Sun Jun 8 12:59:20 PDT 2014

On 06/07/2014 09:05 AM, Tim Moody wrote:

> Of course, the trick in all this is to make the tests repeatable so that
> comparisons are meaningful.  I agree with Tony that accessing select
> maps, wiki pages, and perhaps videos are good candidate load tests and I
> would add some collaborative tests that exercise ejabberd.

Just to set expectations, I highly doubt there will be some miracle 
change that makes the setup run like greased lightning.

Also, the scope of the testing I'm talking about doing is very limited 
in nature.  Specifically, I'm going to look at determining if the use of 
the indexing in IIAB to look up data is primarily an IO problem or if 
there are aspects of it that are CPU bound.

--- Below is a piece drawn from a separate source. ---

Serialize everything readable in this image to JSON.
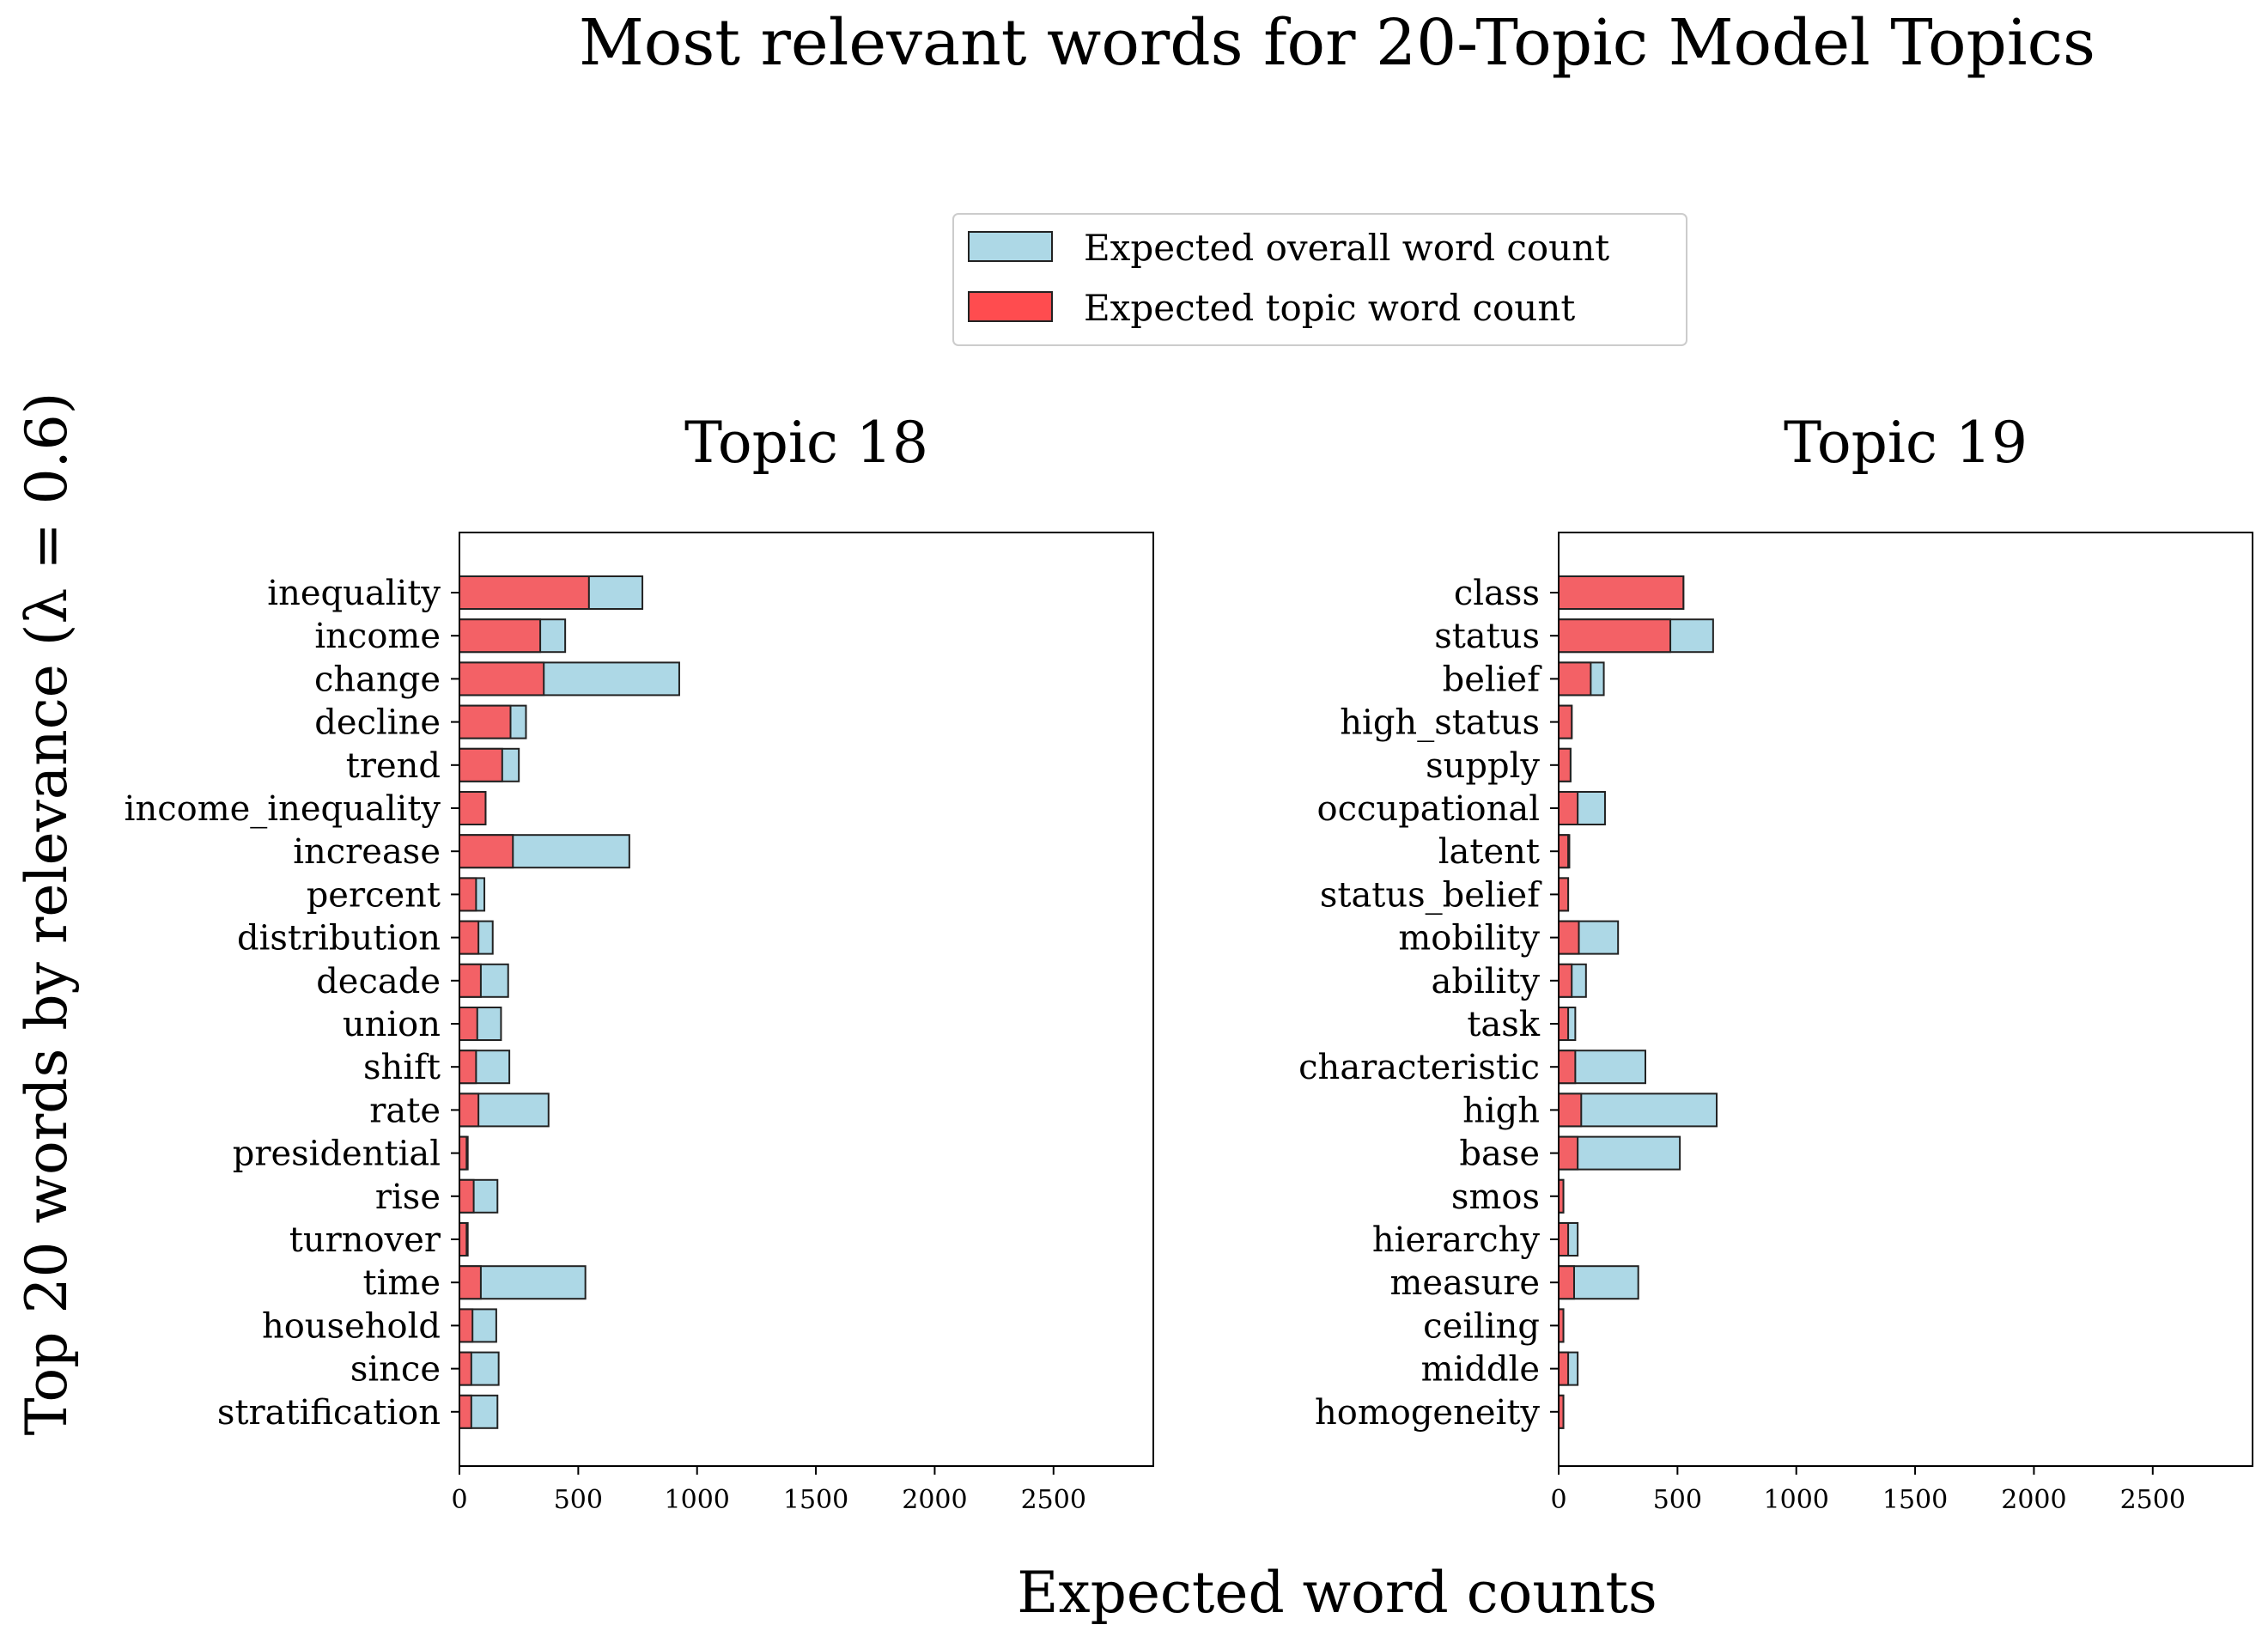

This knowledge will be useful in deciding where best to spend $$ on XS 
hardware designed to serve that content.

> Some efforts have been made in the past such as
> http://wiki.laptop.org/go/XS_Load_Testing

Thanks.  I'll take a look at that.

> Perhaps Adam can give us an idea of the situation at the deployments in
> Haiti.

+1 Adam or George? This would be useful information.

> Saint Jacob's represents a reasonable example of the deployments
> I am familiar with: three classrooms, 30-40 XOs per classroom, a total
> of 100 XOs connected to a single school server, one router per
> classroom, dhcp provided by the server (all laptops on the same LAN).

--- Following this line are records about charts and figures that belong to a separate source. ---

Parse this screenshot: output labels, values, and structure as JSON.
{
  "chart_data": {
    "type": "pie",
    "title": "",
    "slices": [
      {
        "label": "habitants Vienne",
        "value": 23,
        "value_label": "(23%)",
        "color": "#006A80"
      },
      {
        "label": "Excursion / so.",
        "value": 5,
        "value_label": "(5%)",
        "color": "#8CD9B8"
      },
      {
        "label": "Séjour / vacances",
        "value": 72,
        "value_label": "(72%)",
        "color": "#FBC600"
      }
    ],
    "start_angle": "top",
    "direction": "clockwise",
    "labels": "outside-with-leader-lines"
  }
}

I fear that getting low-latency out of this setup will be a tall order 
for any low end server.  Consider the following:

A reasonable number for the throughput of a 802.11g wireless network 
with 40 nodes is 10Mbit/s.  If a search request involves 1k of data then 
all 40 nodes could issue a request in the space of 32ms.  Essentially 
all at once.  So there could be 40 search requests outstanding on the 
server.  I don't know what the multiplication factor of a search request 
to disk IO is but I'd be surprised if it was less than 50.  Lets be 
optimistic, assume I'm wrong and its 25.  So those 40 nodes can generate 
40*25 or 1000 IO requests.

A look at newegg shows that the best 7200 rpm 1T drives are giving 5ms 
as the average seek time.  Others are 15ms. That 5 to 15 seconds of just 
head-seek time.  Throwing in data transfer time into that could easy 
push it up into total latency of a minute.

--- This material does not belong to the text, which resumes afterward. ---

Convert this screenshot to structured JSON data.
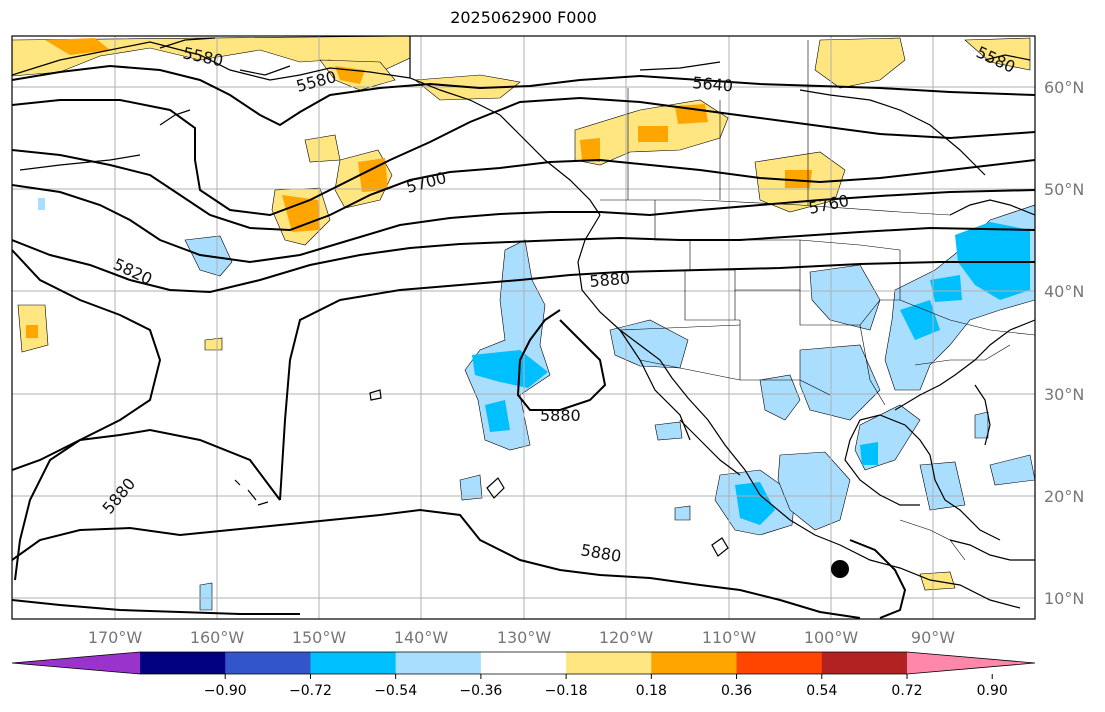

Of course its just lies until I have data to back it up but I'm going to 
make a prediction that the latency performance correlates more with the 
amount of RAM and HD seek speed than it does with CPU speed.

That said there's a wildcard in the system.  I've only done a cursory 
look at the stuff that is on the IIAB disk Adam brought me but the 
indexing appears to use a python package called Whoosh that is pure 
python.

The Whoosh docs claim that just because its pure python does not 
automatically mean that it's slow.  The docs have a single point 
non-concurrent benchmark that shows that the searching is comparable to 
something non-python like xapian.  That benchmark though was on a pretty 
beefy machine.  In general python programs tend to thrash the CPU cache. 
  Better/faster (more $$) CPUs usually have more cache to keep the CPU 
fed so this could be an explanation if it turns out to correlate with CPU.

Also depending on how its done calling the searching implementation 
concurrently via the web server front end is ripe for having scaling 
problems.  If 40 search requests involve creating 40 python instances 
then thats going to be a massive increase the peak load.

> A class doing a research project on different types of reptiles using
> wikipedia for schools. Each student is to write a report of 50-100 words
> with an image of a reptile they select. Assume they search for reptiles.
> Go to the article. Select a reptile type, e.g. lizard and then download
> an image from the article.

Thanks.  This seems like a great workload to use as a baseline test.

-- 
Richard A. Smith